Miércoles, 22 de junio de 2016 | Hoy
LITERATURA
“Ahí en Camilo Aldao, mi pueblo, yo fui un niño soviético, sometido a la dictadura paterna. Mi única salida era la imaginación. Me escapaba todas las noches para ir a lo de unas viejitas vecinas que contaban historias espantosas. Según ellas no eran invenciones: “Esto es todo verídico”, decían. La luz mala, el Chupador de Sangre, el Cangrejo de Catorce Patas. “Al Dr. Fulano lo enterraron vivo. Se supo porque cuando lo desenterraron para reducción vieron que estaba todo arañado y dado vuelta”. Papá me había prohibido terminantemente estas salidas, porque decía que después yo no podía dormir. Tenía razón. Pero este era el precio que había que pagar. Podemos considerar al susto como el indispensable tratamiento de shock que te ayuda para que empieces a imaginar. En el siglo XIX todas las historias para niños eran espantosas: a los pibes les serruchaban las piernas para que fuesen juiciosos y estudiaran el piano, o los metían en grandes hornos para asarlos como si fueren lechónidas. Pinocho mismo, de Carlo Collodi, es un libro violento. El muñeco mata de un mazazo al grillo parlante (lloré como una Magdalena) y él no se salva de que lo quieran transformar en burro para venderlo. Las ilustraciones de este libro me hacían morir de miedo. La persecución nocturna de Pinocho (todo en blanco y negro), por parte de los dos ladrones (en realidad el Zorro y el Gato, disfrazados con bolsas de arpillera) no tenía para mí nada gracioso: unos bultos enormes y oscuros, de ojos brillantes, que perseguían al muñeco con intenciones de ahorcarle de la rama de una encina.

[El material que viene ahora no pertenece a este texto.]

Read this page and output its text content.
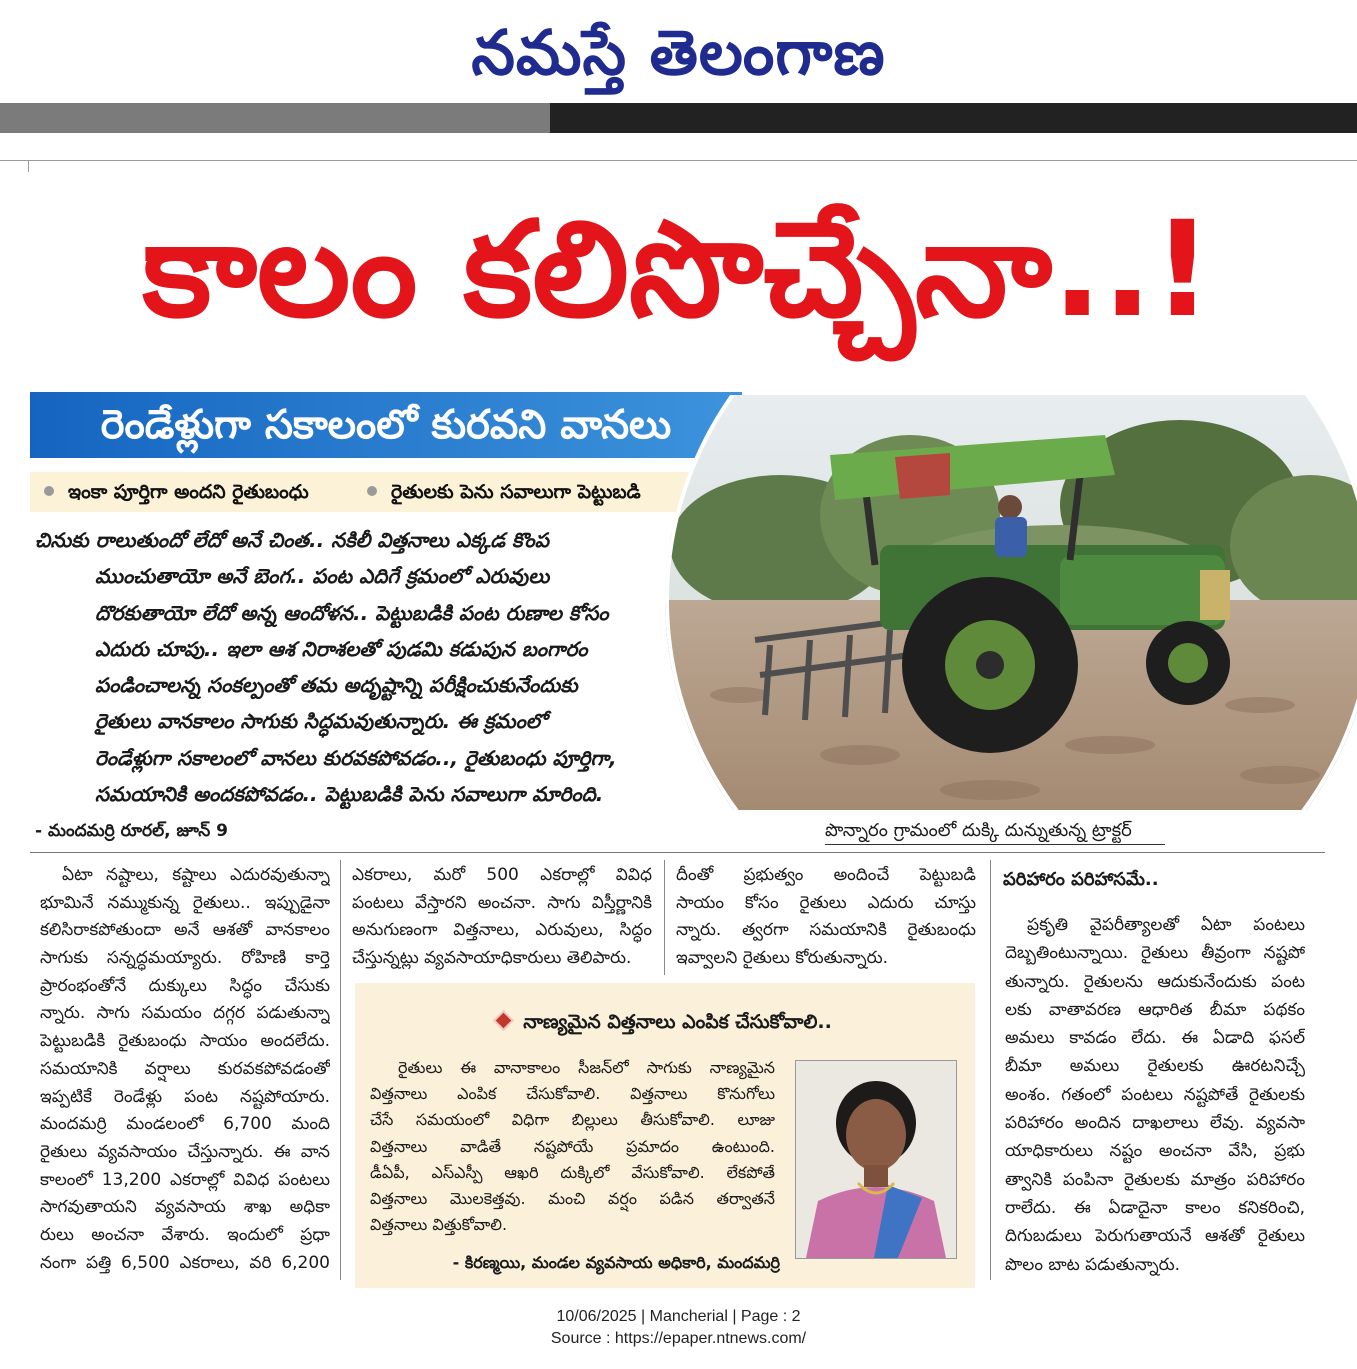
నమస్తే తెలంగాణ
కాలం కలిసొచ్చేనా..!
రెండేళ్లుగా సకాలంలో కురవని వానలు
ఇంకా పూర్తిగా అందని రైతుబంధు	రైతులకు పెను సవాలుగా పెట్టుబడి
చినుకు రాలుతుందో లేదో అనే చింత.. నకిలీ విత్తనాలు ఎక్కడ కొంప
ముంచుతాయో అనే బెంగ.. పంట ఎదిగే క్రమంలో ఎరువులు
దొరకుతాయో లేదో అన్న ఆందోళన.. పెట్టుబడికి పంట రుణాల కోసం
ఎదురు చూపు.. ఇలా ఆశ నిరాశలతో పుడమి కడుపున బంగారం
పండించాలన్న సంకల్పంతో తమ అదృష్టాన్ని పరీక్షించుకునేందుకు
రైతులు వానకాలం సాగుకు సిద్ధమవుతున్నారు. ఈ క్రమంలో
రెండేళ్లుగా సకాలంలో వానలు కురవకపోవడం.., రైతుబంధు పూర్తిగా,
సమయానికి అందకపోవడం.. పెట్టుబడికి పెను సవాలుగా మారింది.
పొన్నారం గ్రామంలో దుక్కి దున్నుతున్న ట్రాక్టర్
- మందమర్రి రూరల్, జూన్ 9
ఏటా నష్టాలు, కష్టాలు ఎదురవుతున్నా
భూమినే నమ్ముకున్న రైతులు.. ఇప్పుడైనా
కలిసిరాకపోతుందా అనే ఆశతో వానకాలం
సాగుకు సన్నద్ధమయ్యారు. రోహిణి కార్తె
ప్రారంభంతోనే దుక్కులు సిద్ధం చేసుకు
న్నారు. సాగు సమయం దగ్గర పడుతున్నా
పెట్టుబడికి రైతుబంధు సాయం అందలేదు.
సమయానికి వర్షాలు కురవకపోవడంతో
ఇప్పటికే రెండేళ్లు పంట నష్టపోయారు.
మందమర్రి మండలంలో 6,700 మంది
రైతులు వ్యవసాయం చేస్తున్నారు. ఈ వాన
కాలంలో 13,200 ఎకరాల్లో వివిధ పంటలు
సాగవుతాయని వ్యవసాయ శాఖ అధికా
రులు అంచనా వేశారు. ఇందులో ప్రధా
నంగా పత్తి 6,500 ఎకరాలు, వరి 6,200
ఎకరాలు, మరో 500 ఎకరాల్లో వివిధ
పంటలు వేస్తారని అంచనా. సాగు విస్తీర్ణానికి
అనుగుణంగా విత్తనాలు, ఎరువులు, సిద్ధం
చేస్తున్నట్లు వ్యవసాయాధికారులు తెలిపారు.
దీంతో ప్రభుత్వం అందించే పెట్టుబడి
సాయం కోసం రైతులు ఎదురు చూస్తు
న్నారు. త్వరగా సమయానికి రైతుబంధు
ఇవ్వాలని రైతులు కోరుతున్నారు.
పరిహారం పరిహాసమే..
ప్రకృతి వైపరీత్యాలతో ఏటా పంటలు
దెబ్బతింటున్నాయి. రైతులు తీవ్రంగా నష్టపో
తున్నారు. రైతులను ఆదుకునేందుకు పంట
లకు వాతావరణ ఆధారిత బీమా పథకం
అమలు కావడం లేదు. ఈ ఏడాది ఫసల్
బీమా అమలు రైతులకు ఊరటనిచ్చే
అంశం. గతంలో పంటలు నష్టపోతే రైతులకు
పరిహారం అందిన దాఖలాలు లేవు. వ్యవసా
యాధికారులు నష్టం అంచనా వేసి, ప్రభు
త్వానికి పంపినా రైతులకు మాత్రం పరిహారం
రాలేదు. ఈ ఏడాదైనా కాలం కనికరించి,
దిగుబడులు పెరుగుతాయనే ఆశతో రైతులు
పొలం బాట పడుతున్నారు.
నాణ్యమైన విత్తనాలు ఎంపిక చేసుకోవాలి..
రైతులు ఈ వానాకాలం సీజన్‌లో సాగుకు నాణ్యమైన
విత్తనాలు ఎంపిక చేసుకోవాలి. విత్తనాలు కొనుగోలు
చేసే సమయంలో విధిగా బిల్లులు తీసుకోవాలి. లూజు
విత్తనాలు వాడితే నష్టపోయే ప్రమాదం ఉంటుంది.
డీఏపీ, ఎస్ఎస్పీ ఆఖరి దుక్కిలో వేసుకోవాలి. లేకపోతే
విత్తనాలు మొలకెత్తవు. మంచి వర్షం పడిన తర్వాతనే
విత్తనాలు విత్తుకోవాలి.
- కిరణ్మయి, మండల వ్యవసాయ అధికారి, మందమర్రి
10/06/2025 | Mancherial | Page : 2
Source : https://epaper.ntnews.com/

Yo estoy a favor de estos cuentos decimonónicos pues su objetivo era enseñarles a los niños que los monstruos son una realidad, de modo que pueden defenderse en el futuro cuando sean grandes. ¿No existen acaso los violadores, los asesinos seriales y otra gente encantadora?
Papá también me había prohibido leer a Edgar Allan Poe, de modo que lo frecuenté a escondidas. Los primeros cuentos que conocí de este autor fueron El caso del señor Valdemar, El barril de amontillado y El gato negro. Confieso que no me asustaron, pero en este último la crueldad del personaje para con sus mascotas y particularmente para con el gato me hizo llorar. ¿Cómo podía ser tan cruel al pedo? (…).
Hoy los escritores de cuentos para niños tratan de ser “amables”: nada de chicos abandonados en el bosque porque los mayores no tienen para alimentarlos; nada de padres ogros que obligan a sus hijas a calzar zuecos de hierro para “disciplinarlas”; nada de Hombre de la Bolsa que se lleva a los chicos para que sus nenas les coman los ojitos. Nada de nada. Pues esto me parece una tontería y un error. ¡Pero si lo que los niños quieren es asustarse! Lo que los niños quieren, en el fondo, es crecer. Tenían razón los autores del siglo XIX. Convendría repensar todo esto.
* Publicado en albertolaiseca. blogspot.com.ar, 2009.